In this work we extend the shifted Laplacian approach to the elastic Helmholtz equation. The shifted Laplacian multigrid method is a common preconditioning approach for the discretized acoustic Helmholtz equation. In some cases, like geophysical seismic imaging, one needs to consider the elastic Helmholtz equation, which is harder to solve: it is three times larger and contains a nullity-rich grad-div term. These properties make the solution of the equation more difficult for multigrid solvers. The key idea in this work is combining the shifted Laplacian with approaches for linear elasticity. We provide local Fourier analysis and numerical evidence that the convergence rate of our method is independent of the Poisson's ratio. Moreover, to better handle the problem size, we complement our multigrid method with the domain decomposition approach, which works in synergy with the local nature of the shifted Laplacian, so we enjoy the advantages of both methods without sacrificing performance. We demonstrate the efficiency of our solver on 2D and 3D problems in heterogeneous media.

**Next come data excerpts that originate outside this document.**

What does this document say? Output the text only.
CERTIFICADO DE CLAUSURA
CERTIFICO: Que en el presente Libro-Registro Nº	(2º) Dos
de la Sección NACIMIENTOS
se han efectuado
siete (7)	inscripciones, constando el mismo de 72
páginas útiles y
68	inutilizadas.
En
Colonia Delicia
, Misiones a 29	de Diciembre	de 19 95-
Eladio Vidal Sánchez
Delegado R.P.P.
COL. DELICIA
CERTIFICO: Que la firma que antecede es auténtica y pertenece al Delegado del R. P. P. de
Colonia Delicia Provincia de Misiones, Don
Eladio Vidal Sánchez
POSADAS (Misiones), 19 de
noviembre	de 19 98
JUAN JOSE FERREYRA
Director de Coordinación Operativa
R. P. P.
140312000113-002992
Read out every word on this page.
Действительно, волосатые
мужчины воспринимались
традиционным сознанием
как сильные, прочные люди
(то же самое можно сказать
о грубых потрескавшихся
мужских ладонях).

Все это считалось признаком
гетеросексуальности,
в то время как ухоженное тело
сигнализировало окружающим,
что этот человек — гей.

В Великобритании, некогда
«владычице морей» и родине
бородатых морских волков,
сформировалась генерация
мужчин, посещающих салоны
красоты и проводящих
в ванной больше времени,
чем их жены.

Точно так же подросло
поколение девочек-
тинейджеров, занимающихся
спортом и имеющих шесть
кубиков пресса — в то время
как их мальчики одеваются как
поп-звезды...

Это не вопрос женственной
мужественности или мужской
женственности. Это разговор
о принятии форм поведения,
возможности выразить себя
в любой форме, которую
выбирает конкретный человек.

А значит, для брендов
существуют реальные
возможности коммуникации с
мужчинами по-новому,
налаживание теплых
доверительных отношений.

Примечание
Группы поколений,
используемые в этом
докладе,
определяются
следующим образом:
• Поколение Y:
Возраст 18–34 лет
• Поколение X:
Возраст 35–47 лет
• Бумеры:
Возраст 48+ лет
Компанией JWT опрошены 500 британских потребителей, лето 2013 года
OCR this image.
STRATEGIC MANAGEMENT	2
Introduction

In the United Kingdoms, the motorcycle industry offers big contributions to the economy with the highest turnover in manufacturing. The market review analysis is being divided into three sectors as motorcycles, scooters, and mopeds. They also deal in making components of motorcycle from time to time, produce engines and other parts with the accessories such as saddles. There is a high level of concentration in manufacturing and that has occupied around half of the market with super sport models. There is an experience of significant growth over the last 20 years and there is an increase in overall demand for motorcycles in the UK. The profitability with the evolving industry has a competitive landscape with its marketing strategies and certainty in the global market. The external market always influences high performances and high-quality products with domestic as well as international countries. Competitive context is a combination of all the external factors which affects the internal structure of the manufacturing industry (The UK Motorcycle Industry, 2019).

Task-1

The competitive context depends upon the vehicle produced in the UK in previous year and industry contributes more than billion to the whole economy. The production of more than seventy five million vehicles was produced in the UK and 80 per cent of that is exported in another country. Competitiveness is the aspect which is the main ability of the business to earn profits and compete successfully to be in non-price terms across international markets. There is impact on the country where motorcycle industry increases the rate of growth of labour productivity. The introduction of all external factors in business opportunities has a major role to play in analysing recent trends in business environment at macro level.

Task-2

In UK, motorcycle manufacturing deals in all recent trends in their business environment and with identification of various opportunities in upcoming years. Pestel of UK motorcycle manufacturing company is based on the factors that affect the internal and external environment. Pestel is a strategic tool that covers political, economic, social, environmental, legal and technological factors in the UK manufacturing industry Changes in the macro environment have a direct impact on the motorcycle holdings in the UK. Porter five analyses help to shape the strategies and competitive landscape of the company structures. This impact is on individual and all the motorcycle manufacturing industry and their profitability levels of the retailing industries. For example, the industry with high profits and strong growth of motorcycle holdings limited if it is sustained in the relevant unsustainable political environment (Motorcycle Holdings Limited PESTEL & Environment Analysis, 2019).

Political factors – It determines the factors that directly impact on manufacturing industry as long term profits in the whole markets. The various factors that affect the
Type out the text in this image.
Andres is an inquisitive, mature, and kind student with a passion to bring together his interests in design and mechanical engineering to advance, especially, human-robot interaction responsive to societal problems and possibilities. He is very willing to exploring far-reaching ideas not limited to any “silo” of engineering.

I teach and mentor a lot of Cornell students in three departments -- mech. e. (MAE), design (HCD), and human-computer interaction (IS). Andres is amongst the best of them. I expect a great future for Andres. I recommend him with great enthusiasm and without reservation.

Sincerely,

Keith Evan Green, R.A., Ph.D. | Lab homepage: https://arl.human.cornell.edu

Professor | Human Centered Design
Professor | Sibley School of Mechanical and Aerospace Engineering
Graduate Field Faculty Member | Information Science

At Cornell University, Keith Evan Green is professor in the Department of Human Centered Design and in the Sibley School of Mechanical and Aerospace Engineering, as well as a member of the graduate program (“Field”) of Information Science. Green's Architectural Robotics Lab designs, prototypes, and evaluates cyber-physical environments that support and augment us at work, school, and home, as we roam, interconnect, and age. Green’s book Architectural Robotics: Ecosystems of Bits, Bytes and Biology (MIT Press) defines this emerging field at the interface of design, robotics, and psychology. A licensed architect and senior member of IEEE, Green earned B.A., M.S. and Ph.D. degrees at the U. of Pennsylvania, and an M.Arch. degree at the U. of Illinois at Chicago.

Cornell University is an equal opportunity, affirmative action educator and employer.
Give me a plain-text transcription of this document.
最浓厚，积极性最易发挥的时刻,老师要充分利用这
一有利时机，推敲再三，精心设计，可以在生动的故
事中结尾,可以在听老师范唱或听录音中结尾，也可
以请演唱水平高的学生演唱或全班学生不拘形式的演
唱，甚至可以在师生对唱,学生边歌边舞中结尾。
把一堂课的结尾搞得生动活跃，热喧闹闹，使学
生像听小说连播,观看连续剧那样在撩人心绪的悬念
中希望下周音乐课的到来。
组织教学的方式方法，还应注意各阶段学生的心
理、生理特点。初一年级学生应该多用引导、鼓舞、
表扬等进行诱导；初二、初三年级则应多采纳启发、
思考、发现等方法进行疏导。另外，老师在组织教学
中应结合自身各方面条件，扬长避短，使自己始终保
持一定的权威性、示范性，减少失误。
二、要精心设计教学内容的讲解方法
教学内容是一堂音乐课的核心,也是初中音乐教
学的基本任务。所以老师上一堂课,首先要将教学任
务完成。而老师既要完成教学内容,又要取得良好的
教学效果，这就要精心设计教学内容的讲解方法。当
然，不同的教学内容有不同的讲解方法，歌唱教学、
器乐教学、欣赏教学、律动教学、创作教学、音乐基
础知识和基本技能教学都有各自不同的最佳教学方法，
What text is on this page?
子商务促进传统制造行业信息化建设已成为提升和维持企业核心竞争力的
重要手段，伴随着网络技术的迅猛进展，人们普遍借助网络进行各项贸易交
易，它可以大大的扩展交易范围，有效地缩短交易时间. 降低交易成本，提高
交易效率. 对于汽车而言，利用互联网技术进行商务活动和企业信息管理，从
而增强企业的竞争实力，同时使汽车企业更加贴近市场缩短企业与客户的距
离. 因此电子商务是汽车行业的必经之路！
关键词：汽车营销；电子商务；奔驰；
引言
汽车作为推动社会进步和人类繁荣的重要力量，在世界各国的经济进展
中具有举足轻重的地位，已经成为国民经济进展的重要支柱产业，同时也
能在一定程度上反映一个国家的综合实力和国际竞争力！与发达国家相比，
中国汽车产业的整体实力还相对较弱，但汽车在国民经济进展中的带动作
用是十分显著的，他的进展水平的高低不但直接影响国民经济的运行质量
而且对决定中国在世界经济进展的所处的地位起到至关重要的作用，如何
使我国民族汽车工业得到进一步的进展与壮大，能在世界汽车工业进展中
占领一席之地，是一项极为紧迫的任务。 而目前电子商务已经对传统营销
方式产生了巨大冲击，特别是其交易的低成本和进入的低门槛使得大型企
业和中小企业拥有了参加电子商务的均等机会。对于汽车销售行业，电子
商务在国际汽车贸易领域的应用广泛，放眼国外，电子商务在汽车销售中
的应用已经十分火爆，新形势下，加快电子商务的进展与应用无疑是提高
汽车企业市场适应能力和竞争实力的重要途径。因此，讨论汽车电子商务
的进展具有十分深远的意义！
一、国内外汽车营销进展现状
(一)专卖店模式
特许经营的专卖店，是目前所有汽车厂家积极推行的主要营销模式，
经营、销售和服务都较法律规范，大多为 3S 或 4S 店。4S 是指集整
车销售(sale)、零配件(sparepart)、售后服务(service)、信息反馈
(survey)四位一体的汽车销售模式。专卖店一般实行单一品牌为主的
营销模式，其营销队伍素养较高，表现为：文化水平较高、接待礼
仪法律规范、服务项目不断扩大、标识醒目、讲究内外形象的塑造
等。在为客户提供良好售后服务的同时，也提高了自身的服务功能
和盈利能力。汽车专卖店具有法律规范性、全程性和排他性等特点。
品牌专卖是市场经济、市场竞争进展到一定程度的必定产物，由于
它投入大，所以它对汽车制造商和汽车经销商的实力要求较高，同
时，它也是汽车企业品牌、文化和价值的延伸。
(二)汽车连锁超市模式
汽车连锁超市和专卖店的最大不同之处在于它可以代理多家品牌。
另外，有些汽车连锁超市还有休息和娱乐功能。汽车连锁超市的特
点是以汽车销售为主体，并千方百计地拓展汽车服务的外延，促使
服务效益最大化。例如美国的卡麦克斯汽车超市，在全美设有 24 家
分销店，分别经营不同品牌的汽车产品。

翻译：本文工作将移位拉普拉斯方法推广至弹性亥姆霍兹方程。移位拉普拉斯多重网格法是离散化声学亥姆霍兹方程常用的预条件方法。在地球物理地震成像等某些应用场景中，需要考虑求解难度更高的弹性亥姆霍兹方程：其规模增大三倍且包含富含零空间的梯度-散度项。这些特性使得多重网格求解器求解该方程更为困难。本研究的核心思路是将移位拉普拉斯方法与线性弹性问题求解策略相结合。我们通过局部傅里叶分析与数值实验证明，该方法的收敛速率不随泊松比变化。此外，为更好应对问题规模，我们采用与移位拉普拉斯局部特性协同工作的域分解方法对多重网格进行补充，从而在保持计算性能的同时兼具两种方法的优势。最后，我们通过二维与三维非均匀介质算例验证了该求解器的有效性。